Moreover, for climate simulations, a decision must be made as to whether computational resources should be used to increase the representation of subgrid physical processes or to build a comprehensive Earth system model by including additional climate components such as the cryosphere, chemistry, and biosphere. In addition, the decision must be made about whether computational resources should go toward increased horizontal, vertical, and temporal resolution or additional ensemble members.
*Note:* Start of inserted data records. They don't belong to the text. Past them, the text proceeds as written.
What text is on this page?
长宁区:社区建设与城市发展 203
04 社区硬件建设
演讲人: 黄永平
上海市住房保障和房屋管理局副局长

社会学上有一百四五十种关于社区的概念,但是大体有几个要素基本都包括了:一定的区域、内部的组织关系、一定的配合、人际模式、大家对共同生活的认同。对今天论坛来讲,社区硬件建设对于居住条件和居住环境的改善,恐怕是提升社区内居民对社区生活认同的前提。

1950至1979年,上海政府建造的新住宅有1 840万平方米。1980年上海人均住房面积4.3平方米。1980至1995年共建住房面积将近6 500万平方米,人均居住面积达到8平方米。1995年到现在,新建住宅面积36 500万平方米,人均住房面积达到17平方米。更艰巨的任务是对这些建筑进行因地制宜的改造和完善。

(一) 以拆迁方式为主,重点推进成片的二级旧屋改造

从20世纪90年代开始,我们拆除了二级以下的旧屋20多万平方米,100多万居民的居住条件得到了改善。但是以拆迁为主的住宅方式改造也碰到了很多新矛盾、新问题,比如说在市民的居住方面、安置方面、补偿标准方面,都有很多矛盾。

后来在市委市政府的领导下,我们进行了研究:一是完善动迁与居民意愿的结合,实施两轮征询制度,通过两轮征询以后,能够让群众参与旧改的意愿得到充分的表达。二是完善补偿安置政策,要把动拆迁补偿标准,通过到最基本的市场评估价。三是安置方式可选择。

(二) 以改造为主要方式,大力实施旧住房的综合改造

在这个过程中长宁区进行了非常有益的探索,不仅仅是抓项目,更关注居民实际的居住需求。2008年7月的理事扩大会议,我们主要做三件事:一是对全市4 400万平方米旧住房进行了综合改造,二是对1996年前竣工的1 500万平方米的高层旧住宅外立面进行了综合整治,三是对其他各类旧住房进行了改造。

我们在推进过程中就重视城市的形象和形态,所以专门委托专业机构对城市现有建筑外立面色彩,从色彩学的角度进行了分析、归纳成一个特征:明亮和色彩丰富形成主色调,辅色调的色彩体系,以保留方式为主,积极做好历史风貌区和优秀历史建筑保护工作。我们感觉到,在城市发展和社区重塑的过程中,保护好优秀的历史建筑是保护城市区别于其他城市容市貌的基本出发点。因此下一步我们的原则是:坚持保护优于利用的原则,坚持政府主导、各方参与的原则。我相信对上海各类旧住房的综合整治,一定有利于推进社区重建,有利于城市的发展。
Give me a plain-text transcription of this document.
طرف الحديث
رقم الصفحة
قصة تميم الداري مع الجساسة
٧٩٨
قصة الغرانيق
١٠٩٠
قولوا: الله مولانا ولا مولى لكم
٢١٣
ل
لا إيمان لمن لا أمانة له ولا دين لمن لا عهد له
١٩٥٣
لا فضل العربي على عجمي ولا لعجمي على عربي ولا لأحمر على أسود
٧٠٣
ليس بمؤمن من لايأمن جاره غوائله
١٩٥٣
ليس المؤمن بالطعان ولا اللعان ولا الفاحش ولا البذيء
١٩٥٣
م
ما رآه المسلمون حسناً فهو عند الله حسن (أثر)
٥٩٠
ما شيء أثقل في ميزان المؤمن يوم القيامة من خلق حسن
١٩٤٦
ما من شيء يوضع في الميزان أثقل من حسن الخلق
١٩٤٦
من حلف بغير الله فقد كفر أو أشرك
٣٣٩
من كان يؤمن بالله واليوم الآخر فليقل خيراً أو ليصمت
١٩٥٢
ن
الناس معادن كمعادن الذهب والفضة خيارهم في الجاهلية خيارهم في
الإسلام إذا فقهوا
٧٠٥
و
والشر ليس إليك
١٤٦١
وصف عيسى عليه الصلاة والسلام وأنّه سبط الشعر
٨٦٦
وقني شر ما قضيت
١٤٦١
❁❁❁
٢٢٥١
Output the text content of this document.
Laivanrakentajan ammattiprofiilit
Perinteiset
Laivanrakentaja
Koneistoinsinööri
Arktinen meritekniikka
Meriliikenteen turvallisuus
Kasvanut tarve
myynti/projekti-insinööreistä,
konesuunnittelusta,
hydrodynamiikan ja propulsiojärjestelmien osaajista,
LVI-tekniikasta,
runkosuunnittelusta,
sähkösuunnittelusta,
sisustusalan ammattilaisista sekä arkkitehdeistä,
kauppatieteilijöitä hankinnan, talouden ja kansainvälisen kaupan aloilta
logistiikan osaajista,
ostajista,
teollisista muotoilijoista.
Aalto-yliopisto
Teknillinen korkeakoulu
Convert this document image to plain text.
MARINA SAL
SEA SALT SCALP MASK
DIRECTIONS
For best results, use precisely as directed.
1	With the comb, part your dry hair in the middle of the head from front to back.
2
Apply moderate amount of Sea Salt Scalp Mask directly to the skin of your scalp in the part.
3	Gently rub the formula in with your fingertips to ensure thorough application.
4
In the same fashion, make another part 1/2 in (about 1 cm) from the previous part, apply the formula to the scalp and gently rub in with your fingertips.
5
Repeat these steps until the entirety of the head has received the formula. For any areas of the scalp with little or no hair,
Additional challenges are posed by intrinsically coupled phenomena like the Madden–Julian oscillation (MJO) and tropical cyclones. Correctly simulating these tropical multiscale features requires resolving or accurately representing small-scale processes such as convection in addition to capturing the large-scale response and feedback. Many of the Coupled Model Intercomparison Project, phase 5 (CMIP5), climate models still do not properly simulate the MJO and convectively coupled waves (Hung et al. 2013).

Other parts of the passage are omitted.